While this market is still in its nascent stages when it comes to tokenization, there is an increasing wave of projects that aim to offer tokenized representations of physical collectibles. The most important aspect of any real-world asset tokenization is making a verifiable connection between the physical asset itself and its tokenized form. For example, Courtyard is a project that mints tokenized Pokémon cards by asking users to send their cards to a trusted third-party solution for verification and storage—heavily mitigating the chance that the card is damaged, lost, stolen, or simply does not exist. The tokenized cards are then sent to the user to be freely displayed, traded, and sold on NFT marketplaces.

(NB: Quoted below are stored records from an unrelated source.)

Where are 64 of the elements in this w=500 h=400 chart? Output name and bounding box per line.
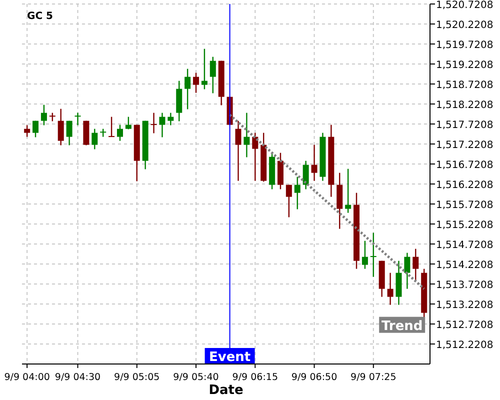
y-tick-label: 1,512.2208 [436,340,494,351]
y-tick-label: 1,514.2208 [436,260,494,271]
y-tick-label: 1,520.2208 [436,20,494,31]
candlestick [302,160,309,190]
y-tick-label: 1,517.7208 [436,120,494,131]
y-tick-label: 1,516.7208 [436,160,494,171]
candlestick [168,112,174,126]
candlestick [92,128,98,150]
y-tick-label: 1,519.2208 [436,60,494,71]
candlestick [66,120,72,146]
candlestick [362,240,368,270]
candlestick [201,48,208,90]
candlestick [176,80,182,122]
candlestick [370,232,376,278]
candlestick [116,124,123,142]
candlestick [32,120,39,138]
candlestick [277,152,284,190]
x-tick-label: 9/9 05:05 [114,372,160,383]
annotation: Event [208,350,251,365]
y-tick-label: 1,517.2208 [436,140,494,151]
y-tick-label: 1,512.7208 [436,320,494,331]
y-tick-label: 1,518.7208 [436,80,494,91]
y-tick-label: 1,514.7208 [436,240,494,251]
candlestick [412,248,419,282]
candlestick [244,112,250,158]
y-tick-label: 1,515.2208 [436,220,494,231]
candlestick [184,68,191,110]
candlestick [235,120,242,182]
candlestick [24,124,30,138]
candlestick [210,56,216,94]
y-tick-label: 1,515.7208 [436,200,494,211]
candlestick [58,108,64,146]
candlestick [252,132,258,182]
text: GC 5 [27,11,54,22]
candlestick [150,112,157,134]
candlestick [294,176,300,210]
y-tick-label: 1,513.7208 [436,280,494,291]
candlestick [193,72,200,94]
candlestick [74,112,81,126]
candlestick [311,144,318,182]
candlestick [396,260,402,306]
candlestick [159,112,166,138]
candlestick [40,104,47,126]
text: Trend [381,318,423,334]
candlestick [286,184,292,218]
candlestick [404,252,410,290]
x-tick-label: 9/9 04:00 [4,372,50,383]
y-tick-label: 1,519.7208 [436,40,494,51]
candlestick [345,168,352,214]
x-tick-label: 9/9 06:50 [291,372,338,383]
x-tick-label: 9/9 05:40 [173,372,219,383]
candlestick [108,116,115,138]
y-tick-label: 1,520.7208 [436,0,494,11]
y-tick-label: 1,518.2208 [436,100,494,111]
x-tick-label: 9/9 06:15 [232,372,278,383]
x-tick-label: 9/9 07:25 [350,372,396,383]
y-tick-label: 1,513.2208 [436,300,494,311]
candlestick [336,172,343,230]
candlestick [125,116,132,130]
line-series [228,114,426,290]
y-tick-label: 1,516.2208 [436,180,494,191]
x-tick-label: 9/9 04:30 [54,372,101,383]
candlestick [387,272,394,306]
x-axis-title: Date [208,383,244,398]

A simpler example would be to imagine the state of fine art today. A person might own an art piece that’s stored, verified, and tokenized by a museum. When the person wishes to sell their fine art piece, the painting itself would not move—the token would be sold to signify the transfer of ownership. This process can be mirrored across any collectible and is today a leading path for hundreds of billions of dollars of physical collectibles to join the Web3 economy as NFTs.
Unique Assets Requiring Custom, Updating Metadata
NFTs are also a good fit for unique assets that require custom—and often updating—metadata. A brand-new climate asset whose value depends on the amount of carbon credits it generates over time. A Tesla with metadata on its ongoing mileage and vehicle history. A 12-month rental agreement with $2,600 in cash flow every month, updated monthly. A patent with an expiration date 10 years from now.
The ability to continuously update an NFT’s metadata over time with relevant information about an asset is critical for many asset types. Tokenizing these assets also provides outsized benefits to the entire market by reducing information asymmetry with fully onchain metadata, enabling automatic pricing based on standardized metadata parameters, and empowering better price discovery across similar assets due to increased liquidity and accessibility.
The Role of Chainlink in Asset-Backed NFTs
The Chainlink Network connects the world to blockchains, and blockchains to the world.
An asset-backed NFT must have a connection to its offchain counterpart. Chainlink’s role is to connect the two together, and then help facilitate the movement of that token across the entire blockchain ecosystem, providing all the data, compute, and cross-chain needs for any real-world NFT asset.
- Phase One: Tokenization. Chainlink Proof of Reserve helps verify offchain reserves and brings reserve data onchain in a decentralized manner to provide users with increased confidence that any given token is backed by its offchain counterpart.
- Phase Two: Data Enrichment. Chainlink Functions connects offchain data sources to smart contracts, which can be used to update the asset-backed NFTs with relevant metadata in a secure, reliable, and trust-minimized manner.
- Phase Three: Movement. Chainlink Cross-Chain Interoperability Protocol (CCIP) can be used to build cross-chain NFTs, or NFTs that can be moved across any chain, which unlocks even more liquidity and counterparties for asset-backed NFTs.
The Future Is On
Real-world asset tokenization is how society transitions the many assets that already exist in the world today to a superior digital format, and NFTs will play a critical role in this emerging onchain economy.
Imagine a future where every product, from a vintage wine bottle to an invaluable art piece, can be easily traced using verifiable data inputs and onchain ownership. A world where verifying a degree is as simple as sending a one-click, cryptographic proof-of-degree to an employer. The decentralized, transparent, and autonomous nature of smart contracts enables a new world of efficiencies for the assets and data that are integral to our lives. But to bring this vision to reality, the world has to connect to blockchains, and that starts with real-world asset tokenization.